=====用語解説========= 印欧祖語 Proto-Indo-European
印欧語族 (インド・ヨーロッパ語族)に属する諸言語の共通の祖先語。
印欧語族は今日では世界最大の語族であるが、
もともとは紀元前2500年、あるいはそれ以上さかのぼるともいわれる先史時代に、これもまたはっきり特定できないある地域(北ドイツ説、メソポタミア周辺説、
南東ヨーロッパ説などがあるという)で暮らしていた、比較的小規模な民族の言語が発達したものと考えられている。つまり印欧祖語は、この人々が分化して、
各地に進出する以前に話されていたと推定される言語のことである。
印欧祖語は、記録などによって実在が証明されている言語ではなく、実在の印欧語族の諸言語から、厳密な比較言語学的手続きによって帰納的に推定される言語である。
印欧祖語の語には、文献上に実証されたものではなく、理論的に推定された再建形であることを示すために、* を付けるのが慣習になっている。

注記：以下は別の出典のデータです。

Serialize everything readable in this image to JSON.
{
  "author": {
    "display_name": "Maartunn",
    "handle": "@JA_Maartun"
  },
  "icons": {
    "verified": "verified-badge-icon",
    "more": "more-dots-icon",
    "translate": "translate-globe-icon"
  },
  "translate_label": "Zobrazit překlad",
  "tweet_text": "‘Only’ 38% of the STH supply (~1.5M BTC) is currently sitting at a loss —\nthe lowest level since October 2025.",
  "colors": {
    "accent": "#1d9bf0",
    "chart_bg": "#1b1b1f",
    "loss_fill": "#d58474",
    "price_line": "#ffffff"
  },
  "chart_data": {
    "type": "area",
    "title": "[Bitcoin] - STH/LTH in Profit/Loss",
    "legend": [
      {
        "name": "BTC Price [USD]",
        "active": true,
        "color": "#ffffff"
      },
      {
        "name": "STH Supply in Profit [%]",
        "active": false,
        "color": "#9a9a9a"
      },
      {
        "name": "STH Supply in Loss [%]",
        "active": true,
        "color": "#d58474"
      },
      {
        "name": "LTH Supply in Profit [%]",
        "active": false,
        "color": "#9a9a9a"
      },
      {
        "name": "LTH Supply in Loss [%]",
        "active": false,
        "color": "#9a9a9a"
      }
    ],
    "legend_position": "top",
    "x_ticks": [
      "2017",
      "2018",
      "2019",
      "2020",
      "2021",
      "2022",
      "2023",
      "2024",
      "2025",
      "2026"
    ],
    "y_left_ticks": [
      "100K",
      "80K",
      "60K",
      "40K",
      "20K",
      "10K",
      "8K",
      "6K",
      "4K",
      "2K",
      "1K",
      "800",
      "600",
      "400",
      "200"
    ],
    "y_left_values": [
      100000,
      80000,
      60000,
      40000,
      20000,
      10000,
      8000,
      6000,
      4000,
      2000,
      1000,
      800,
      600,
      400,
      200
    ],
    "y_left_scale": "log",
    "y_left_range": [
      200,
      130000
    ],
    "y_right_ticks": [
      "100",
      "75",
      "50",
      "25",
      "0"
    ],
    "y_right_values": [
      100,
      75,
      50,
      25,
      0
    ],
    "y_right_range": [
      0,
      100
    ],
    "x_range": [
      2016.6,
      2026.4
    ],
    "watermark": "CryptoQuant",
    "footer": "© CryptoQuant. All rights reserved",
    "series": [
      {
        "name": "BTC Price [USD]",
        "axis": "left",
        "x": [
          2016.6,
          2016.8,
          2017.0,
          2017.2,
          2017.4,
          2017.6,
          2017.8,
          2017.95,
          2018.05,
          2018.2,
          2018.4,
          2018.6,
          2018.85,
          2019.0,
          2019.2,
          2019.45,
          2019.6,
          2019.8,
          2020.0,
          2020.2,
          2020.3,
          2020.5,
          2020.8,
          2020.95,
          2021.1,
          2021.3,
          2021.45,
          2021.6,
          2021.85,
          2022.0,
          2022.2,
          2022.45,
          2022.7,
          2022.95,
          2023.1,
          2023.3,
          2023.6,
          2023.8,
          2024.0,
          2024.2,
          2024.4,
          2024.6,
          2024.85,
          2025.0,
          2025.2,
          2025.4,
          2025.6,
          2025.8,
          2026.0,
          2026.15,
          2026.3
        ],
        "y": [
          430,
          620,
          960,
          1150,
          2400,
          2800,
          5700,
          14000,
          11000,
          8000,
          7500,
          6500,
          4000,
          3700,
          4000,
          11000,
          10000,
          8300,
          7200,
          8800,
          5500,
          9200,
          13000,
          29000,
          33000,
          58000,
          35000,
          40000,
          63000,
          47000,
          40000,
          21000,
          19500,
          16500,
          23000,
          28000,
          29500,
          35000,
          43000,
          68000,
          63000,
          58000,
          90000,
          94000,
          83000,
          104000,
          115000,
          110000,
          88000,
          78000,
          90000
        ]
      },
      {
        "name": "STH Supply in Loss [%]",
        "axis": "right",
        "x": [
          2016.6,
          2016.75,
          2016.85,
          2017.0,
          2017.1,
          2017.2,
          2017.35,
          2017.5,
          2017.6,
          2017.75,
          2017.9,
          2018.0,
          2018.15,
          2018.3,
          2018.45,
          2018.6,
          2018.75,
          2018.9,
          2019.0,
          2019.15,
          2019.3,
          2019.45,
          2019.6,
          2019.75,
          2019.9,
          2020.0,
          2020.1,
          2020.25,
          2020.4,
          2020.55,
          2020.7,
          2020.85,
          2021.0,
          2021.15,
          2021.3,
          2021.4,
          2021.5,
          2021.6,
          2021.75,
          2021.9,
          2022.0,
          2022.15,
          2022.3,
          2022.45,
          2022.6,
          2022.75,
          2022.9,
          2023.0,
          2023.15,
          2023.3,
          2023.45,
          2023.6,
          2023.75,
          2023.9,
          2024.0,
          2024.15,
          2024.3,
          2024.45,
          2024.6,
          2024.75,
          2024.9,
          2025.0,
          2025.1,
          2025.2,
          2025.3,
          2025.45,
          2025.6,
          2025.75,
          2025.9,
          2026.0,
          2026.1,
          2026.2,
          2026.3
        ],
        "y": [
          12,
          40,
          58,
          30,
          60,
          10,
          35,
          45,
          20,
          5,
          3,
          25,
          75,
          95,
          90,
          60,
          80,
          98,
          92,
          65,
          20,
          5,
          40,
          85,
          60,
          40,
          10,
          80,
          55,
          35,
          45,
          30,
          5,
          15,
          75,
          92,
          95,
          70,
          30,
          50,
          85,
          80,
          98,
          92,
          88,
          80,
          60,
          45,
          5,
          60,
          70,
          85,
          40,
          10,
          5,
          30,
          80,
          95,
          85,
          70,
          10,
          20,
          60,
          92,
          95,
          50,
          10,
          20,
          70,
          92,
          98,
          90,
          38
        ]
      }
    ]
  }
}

印欧語やその祖語の本格的研究が進められるようになったきっかけは、1786年にイギリス人ジョーンズ が、
カルカッタのアジア協会で行った講演の中の次の発言である。
サンスクリットはその古さにもかかわらず、驚くべき構造を持っている。ギリシア語より完全で、ラテン語より豊かで、そのいずれよりはるかに精巧なのだ。 しかもこの二つの言語とサンスクリットには、動詞の語根においても文法の形式においても、偶然の産物とは思えない類似性がある。この類似性は非常に顕著なもの なので、どんな言語学者でもこの三つの言語を調べたら、それらが恐らくもはや存在していない、ある共通の源から発したものだと信じるようになるだろう。これほど 確かなことではないが同じような理由で、ゴート語とケルト語も、非常に違った言語と混じり合ってはいるが、ともにサンスクリットと同じ起源を持つと考え られ、また古代ペルシア語も同じ語族に加えられると思われる。
(英語原文)
18世紀は、偏見や迷信を人間の理性で打破しようとする啓蒙主義の時代である。言語の起源についても、ヘブライ語起源論などの既成観念にとらわれずに、合理的精神で
これを探求しようという気運が高まっていた。また、海外貿易や植民地の拡大にともない、広く世界の言語を知ることも時代的要求であった。ジョーンズの発言は、
同時代の言語研究者たちに大きな暗示を与え、ここから比較言語学という新しい学問が生まれ、目覚しい成果をあげることになった。ヨーロッパからアジアにいたる
広大な地域で使われているたくさんの言語が、印欧祖語という共通の祖先語から発達したことが明らかになっていくのである。